Ten years ago we highlighted a paper out of Brian Shoichet’s group in which 137,639 commercially available fragments were screened against the anti-bacterial target AmpC β-lactamase, resulting in a couple dozen weak hits, one of which was ultimately optimized to a picomolar covalent inhibitor. As evidenced by the devices in our pockets, computers have improved over the past decade. This is beautifully illustrated in a paper just published in Nature by Brian Shoichet, Bryan Roth, John Irwin, and an international team of collaborators at UCSF, UNC Chapel Hill, and labs in China, Ukraine, and Latvia.

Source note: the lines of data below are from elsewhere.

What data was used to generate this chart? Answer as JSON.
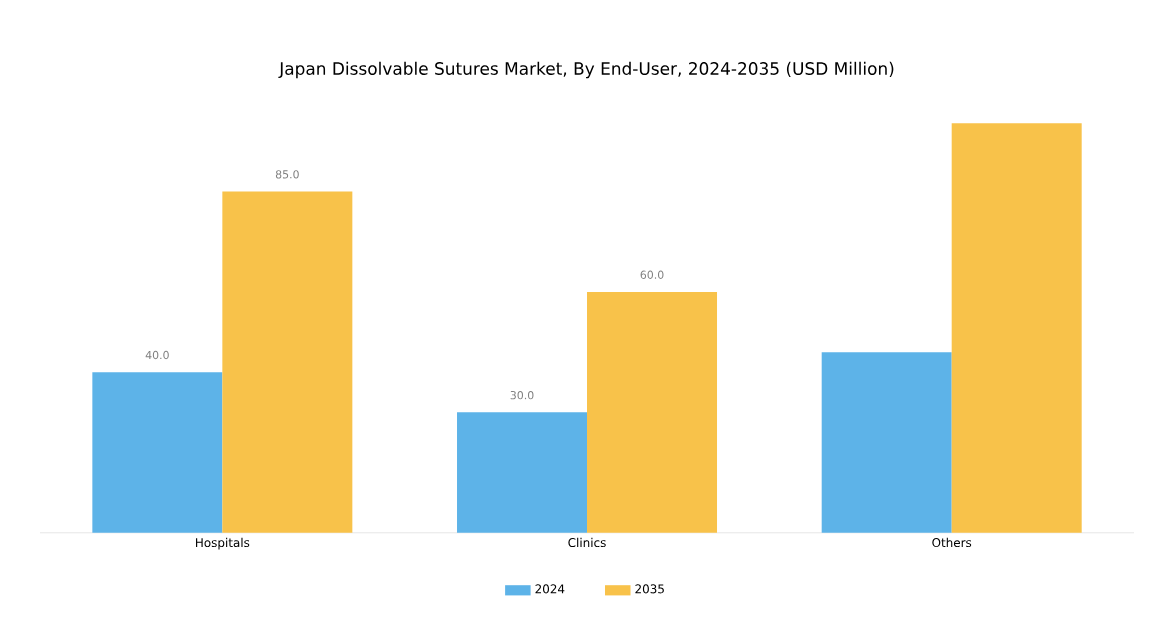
{
  "chart_data": {
    "type": "bar",
    "title": "Japan Dissolvable Sutures Market, By End-User, 2024-2035 (USD Million)",
    "categories": [
      "Hospitals",
      "Clinics",
      "Others"
    ],
    "series": [
      {
        "name": "2024",
        "color": "#5db3e8",
        "values": [
          40,
          30,
          45
        ],
        "value_labels": [
          "40.0",
          "30.0",
          null
        ]
      },
      {
        "name": "2035",
        "color": "#f8c24a",
        "values": [
          85,
          60,
          102
        ],
        "value_labels": [
          "85.0",
          "60.0",
          null
        ]
      }
    ],
    "legend": "bottom"
  }
}
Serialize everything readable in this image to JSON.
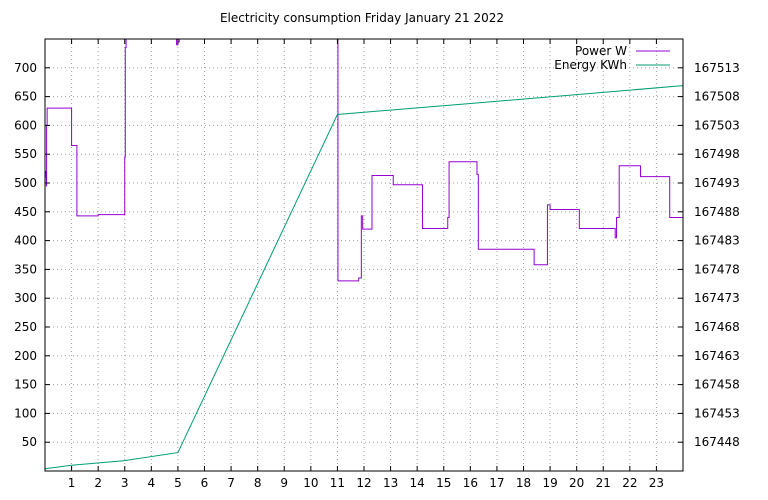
{
  "chart_data": {
    "type": "line",
    "title": "Electricity consumption Friday January 21 2022",
    "xlabel": "",
    "ylabel": "",
    "y2label": "",
    "xlim": [
      0,
      24
    ],
    "ylim": [
      0,
      750
    ],
    "y2lim": [
      167443,
      167518
    ],
    "grid": true,
    "legend_position": "top-right",
    "x_ticks": [
      1,
      2,
      3,
      4,
      5,
      6,
      7,
      8,
      9,
      10,
      11,
      12,
      13,
      14,
      15,
      16,
      17,
      18,
      19,
      20,
      21,
      22,
      23
    ],
    "x_tick_labels": [
      "1",
      "2",
      "3",
      "4",
      "5",
      "6",
      "7",
      "8",
      "9",
      "10",
      "11",
      "12",
      "13",
      "14",
      "15",
      "16",
      "17",
      "18",
      "19",
      "20",
      "21",
      "22",
      "23"
    ],
    "y_ticks": [
      50,
      100,
      150,
      200,
      250,
      300,
      350,
      400,
      450,
      500,
      550,
      600,
      650,
      700
    ],
    "y_tick_labels": [
      "50",
      "100",
      "150",
      "200",
      "250",
      "300",
      "350",
      "400",
      "450",
      "500",
      "550",
      "600",
      "650",
      "700"
    ],
    "y2_ticks": [
      167448,
      167453,
      167458,
      167463,
      167468,
      167473,
      167478,
      167483,
      167488,
      167493,
      167498,
      167503,
      167508,
      167513
    ],
    "y2_tick_labels": [
      "167448",
      "167453",
      "167458",
      "167463",
      "167468",
      "167473",
      "167478",
      "167483",
      "167488",
      "167493",
      "167498",
      "167503",
      "167508",
      "167513"
    ],
    "series": [
      {
        "name": "Power W",
        "axis": "y",
        "color": "#9400d3",
        "step": true,
        "x": [
          0,
          0.04,
          0.05,
          0.06,
          0.08,
          0.1,
          0.95,
          1.0,
          1.2,
          1.95,
          2.0,
          2.98,
          3.0,
          3.02,
          3.05,
          3.07,
          4.95,
          5.0,
          5.05,
          11.0,
          11.02,
          11.05,
          11.7,
          11.8,
          11.9,
          11.95,
          12.2,
          12.3,
          13.0,
          13.1,
          14.1,
          14.2,
          15.1,
          15.15,
          15.2,
          16.2,
          16.25,
          16.3,
          17.5,
          17.6,
          18.4,
          18.5,
          18.9,
          19.0,
          20.0,
          20.1,
          21.2,
          21.3,
          21.45,
          21.5,
          21.6,
          22.3,
          22.4,
          23.4,
          23.5,
          23.99
        ],
        "y": [
          520,
          510,
          495,
          600,
          630,
          630,
          630,
          565,
          443,
          443,
          445,
          445,
          545,
          735,
          750,
          750,
          740,
          745,
          750,
          750,
          330,
          330,
          330,
          335,
          443,
          420,
          420,
          513,
          513,
          497,
          497,
          421,
          421,
          440,
          537,
          537,
          515,
          385,
          385,
          385,
          358,
          358,
          462,
          454,
          454,
          421,
          421,
          421,
          405,
          440,
          530,
          530,
          511,
          511,
          440,
          440
        ]
      },
      {
        "name": "Energy KWh",
        "axis": "y2",
        "color": "#009e73",
        "step": false,
        "x": [
          0,
          1,
          3,
          5,
          11,
          16,
          24
        ],
        "y": [
          167443.4,
          167444.0,
          167444.8,
          167446.2,
          167504.9,
          167506.8,
          167509.9
        ]
      }
    ]
  }
}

Rather than limiting themselves to commercially available compounds, the researchers turned to a virtual set of make-on-demand molecules available from Enamine. These are built from 70,000 building blocks using 130 different two-component chemical reactions; 350 million molecules are currently available, with one billion expected by next year. The molecules exist virtually in the ZINC database, but can be physically ordered from Enamine as well. According to the Methods section of the paper, 93% of compounds ordered were successfully synthesized and delivered within six weeks.
The researchers screened 99 million virtual molecules using the program DOCK3.7. On average, 280 conformations of each molecule were fit into the active site in 4054 orientations. The top million compounds were then grouped by scaffold, and only molecules that differed considerably from known AmpC ligands and commercial compounds were considered further. Fifty one compounds were actually made and tested, of which five were active with affinities between 1.3 and 400 µM. Next, 90 analogs of these were synthesized, and more than half were active; the best came in at 77 nM, among the most potent non-covalent AmpC inhibitors ever reported. Crystal structures of several ligands from different scaffolds showed good agreement with the docking predictions.

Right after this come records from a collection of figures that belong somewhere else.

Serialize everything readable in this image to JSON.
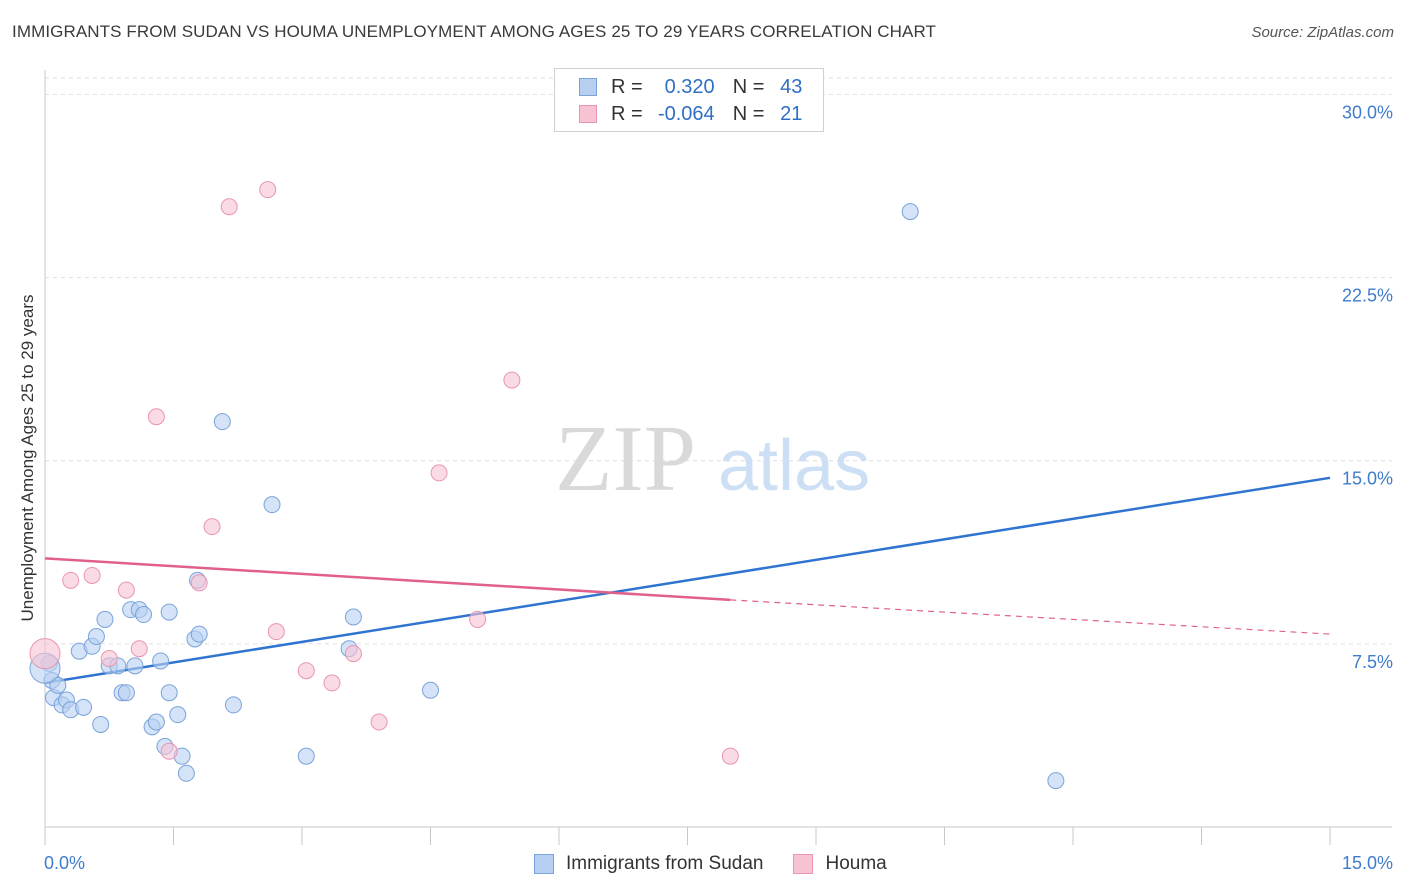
{
  "title": "IMMIGRANTS FROM SUDAN VS HOUMA UNEMPLOYMENT AMONG AGES 25 TO 29 YEARS CORRELATION CHART",
  "source": "Source: ZipAtlas.com",
  "watermark": {
    "zip": "ZIP",
    "atlas": "atlas"
  },
  "legend": {
    "r_label": "R =",
    "n_label": "N =",
    "sudan": {
      "r": "0.320",
      "n": "43"
    },
    "houma": {
      "r": "-0.064",
      "n": "21"
    }
  },
  "colors": {
    "sudan_fill": "#b7d0f2",
    "sudan_stroke": "#7aa3d9",
    "sudan_line": "#2f74d0",
    "houma_fill": "#f7c3d3",
    "houma_stroke": "#e995b0",
    "houma_line": "#e0608a",
    "axis_text": "#3f7ccc"
  },
  "chart_data": {
    "type": "scatter",
    "title": "IMMIGRANTS FROM SUDAN VS HOUMA UNEMPLOYMENT AMONG AGES 25 TO 29 YEARS CORRELATION CHART",
    "xlabel": "",
    "ylabel": "Unemployment Among Ages 25 to 29 years",
    "xlim": [
      0,
      15
    ],
    "ylim": [
      0,
      31
    ],
    "x_tick_labels": [
      "0.0%",
      "15.0%"
    ],
    "y_ticks": [
      7.5,
      15.0,
      22.5,
      30.0
    ],
    "y_tick_labels": [
      "7.5%",
      "15.0%",
      "22.5%",
      "30.0%"
    ],
    "series": [
      {
        "name": "Immigrants from Sudan",
        "points": [
          [
            0.05,
            6.7
          ],
          [
            0.08,
            6.0
          ],
          [
            0.1,
            5.3
          ],
          [
            0.15,
            5.8
          ],
          [
            0.2,
            5.0
          ],
          [
            0.25,
            5.2
          ],
          [
            0.3,
            4.8
          ],
          [
            0.4,
            7.2
          ],
          [
            0.45,
            4.9
          ],
          [
            0.55,
            7.4
          ],
          [
            0.6,
            7.8
          ],
          [
            0.65,
            4.2
          ],
          [
            0.7,
            8.5
          ],
          [
            0.75,
            6.6
          ],
          [
            0.85,
            6.6
          ],
          [
            0.9,
            5.5
          ],
          [
            0.95,
            5.5
          ],
          [
            1.0,
            8.9
          ],
          [
            1.05,
            6.6
          ],
          [
            1.1,
            8.9
          ],
          [
            1.15,
            8.7
          ],
          [
            1.25,
            4.1
          ],
          [
            1.3,
            4.3
          ],
          [
            1.35,
            6.8
          ],
          [
            1.4,
            3.3
          ],
          [
            1.45,
            8.8
          ],
          [
            1.45,
            5.5
          ],
          [
            1.55,
            4.6
          ],
          [
            1.6,
            2.9
          ],
          [
            1.65,
            2.2
          ],
          [
            1.75,
            7.7
          ],
          [
            1.78,
            10.1
          ],
          [
            1.8,
            7.9
          ],
          [
            2.07,
            16.6
          ],
          [
            2.2,
            5.0
          ],
          [
            2.65,
            13.2
          ],
          [
            3.05,
            2.9
          ],
          [
            3.55,
            7.3
          ],
          [
            3.6,
            8.6
          ],
          [
            4.5,
            5.6
          ],
          [
            10.1,
            25.2
          ],
          [
            11.8,
            1.9
          ],
          [
            0.0,
            6.5
          ]
        ]
      },
      {
        "name": "Houma",
        "points": [
          [
            0.0,
            7.1
          ],
          [
            0.3,
            10.1
          ],
          [
            0.55,
            10.3
          ],
          [
            0.75,
            6.9
          ],
          [
            0.95,
            9.7
          ],
          [
            1.1,
            7.3
          ],
          [
            1.3,
            16.8
          ],
          [
            1.45,
            3.1
          ],
          [
            1.8,
            10.0
          ],
          [
            1.95,
            12.3
          ],
          [
            2.15,
            25.4
          ],
          [
            2.6,
            26.1
          ],
          [
            2.7,
            8.0
          ],
          [
            3.05,
            6.4
          ],
          [
            3.35,
            5.9
          ],
          [
            3.6,
            7.1
          ],
          [
            3.9,
            4.3
          ],
          [
            4.6,
            14.5
          ],
          [
            5.05,
            8.5
          ],
          [
            5.45,
            18.3
          ],
          [
            8.0,
            2.9
          ]
        ]
      }
    ],
    "trend_lines": [
      {
        "name": "Immigrants from Sudan",
        "x": [
          0,
          15
        ],
        "y": [
          5.9,
          14.3
        ]
      },
      {
        "name": "Houma",
        "x": [
          0,
          8.0
        ],
        "y": [
          11.0,
          9.3
        ],
        "dashed_extension": {
          "x": [
            8.0,
            15
          ],
          "y": [
            9.3,
            7.9
          ]
        }
      }
    ]
  },
  "bottom_legend": {
    "sudan": "Immigrants from Sudan",
    "houma": "Houma"
  }
}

For a test case against a very different binding pocket, the researchers turned to the D4 dopamine receptor, against which they screened 138 million molecules in silico: 70 trillion different complexes, a process that took just 1.2 days using 1,500 cores. As with AmpC, the top hits were clustered, and anything resembling commercially available or known ligands was discarded. Of 549 compounds purchased and tested, 81 had Ki values of 8.3 µM or better. Many of the molecules were also active in functional assays, including full and partial agonists and even a couple antagonists. One molecule, a 180 pM agonist, was 2500-fold selective against the related D2 and D3 dopamine receptors. By way of comparison, in work published by some of the researchers just two years ago, the best hit from 600,000 commercial compounds was a 260 nM agonist which required three rounds of medicinal chemistry optimization to get to 4 nM.

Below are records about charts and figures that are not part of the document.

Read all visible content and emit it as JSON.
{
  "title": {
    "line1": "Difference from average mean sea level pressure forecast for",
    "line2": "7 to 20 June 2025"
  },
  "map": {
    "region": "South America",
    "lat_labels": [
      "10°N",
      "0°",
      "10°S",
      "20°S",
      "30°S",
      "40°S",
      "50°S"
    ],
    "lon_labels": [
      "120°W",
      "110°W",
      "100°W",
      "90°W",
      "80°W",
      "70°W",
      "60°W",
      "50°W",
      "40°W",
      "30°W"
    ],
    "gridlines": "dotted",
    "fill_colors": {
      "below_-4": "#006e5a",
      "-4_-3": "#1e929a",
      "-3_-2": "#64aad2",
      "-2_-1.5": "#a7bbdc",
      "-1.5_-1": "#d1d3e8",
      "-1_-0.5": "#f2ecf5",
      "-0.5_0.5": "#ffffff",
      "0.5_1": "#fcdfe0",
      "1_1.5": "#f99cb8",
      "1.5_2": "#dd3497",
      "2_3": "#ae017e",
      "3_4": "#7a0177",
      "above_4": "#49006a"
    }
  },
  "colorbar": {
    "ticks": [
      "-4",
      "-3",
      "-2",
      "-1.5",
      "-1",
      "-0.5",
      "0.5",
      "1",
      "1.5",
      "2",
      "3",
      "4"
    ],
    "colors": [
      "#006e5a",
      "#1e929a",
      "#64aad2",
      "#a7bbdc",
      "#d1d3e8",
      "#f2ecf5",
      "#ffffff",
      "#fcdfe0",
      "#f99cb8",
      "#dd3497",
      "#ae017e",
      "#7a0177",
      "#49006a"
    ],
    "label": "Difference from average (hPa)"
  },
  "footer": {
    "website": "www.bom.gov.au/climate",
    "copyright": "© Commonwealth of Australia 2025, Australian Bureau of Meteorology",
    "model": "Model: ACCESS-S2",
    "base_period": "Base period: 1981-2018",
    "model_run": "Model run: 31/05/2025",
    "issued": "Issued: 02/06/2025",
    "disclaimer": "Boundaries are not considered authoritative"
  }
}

How well did the hit rates correlate with the docking scores? The researchers separated the molecules screened against the D4 receptor into a dozen “bins” and randomly chose 444 molecules from across the bins to make and test. Happily, the hit rates did in fact vary by score: among top bins, hit rates were 22-26%, dropping to 12% in the middle, and 0% at the bottom. Based on these numbers (and considerably more sophisticated analyses, including Bayesian statistics), the researchers suggest that the library of 138 million molecules contains more than 453,000 D4 receptor ligands in more than 72,600 scaffolds with inhibition constants of at least 10 µM, and perhaps 158,000 with Ki values of 1 µM or better. These may well be conservative estimates, as they assume no hits among poorer-scoring molecules.
In a human-machine head-to-“head” contest, the researchers chose 124 of the top-ranked molecules manually and another 114 based on docking scores alone. Reassuringly, carbon-based systems held out over silicon, with hit rates for both sets around 24% but the human-chosen molecules typically having higher affinities, including the 180 pM winner. But while human performance will likely remain steady for the near future, machines will continue to improve.
On an academic level, the approach described in this paper could allow empirical tests of the molecular complexity hypothesis. It would be fascinating to see whether hit rates are higher for smaller molecules than larger ones, though of course smaller ligands are likely to have lower affinities and are thus less likely to be among the top hits. As in a previous analysis from Astex, one would need to compare hit rates among molecules with equal numbers of non-hydrogen atoms.
On a practical level, ultra-large library docking could be a game-changer for targets that have been structurally characterized. If the method proves generalizable, the question a decade hence may not be how to find hits, but rather how to choose between hundreds of thousands of them.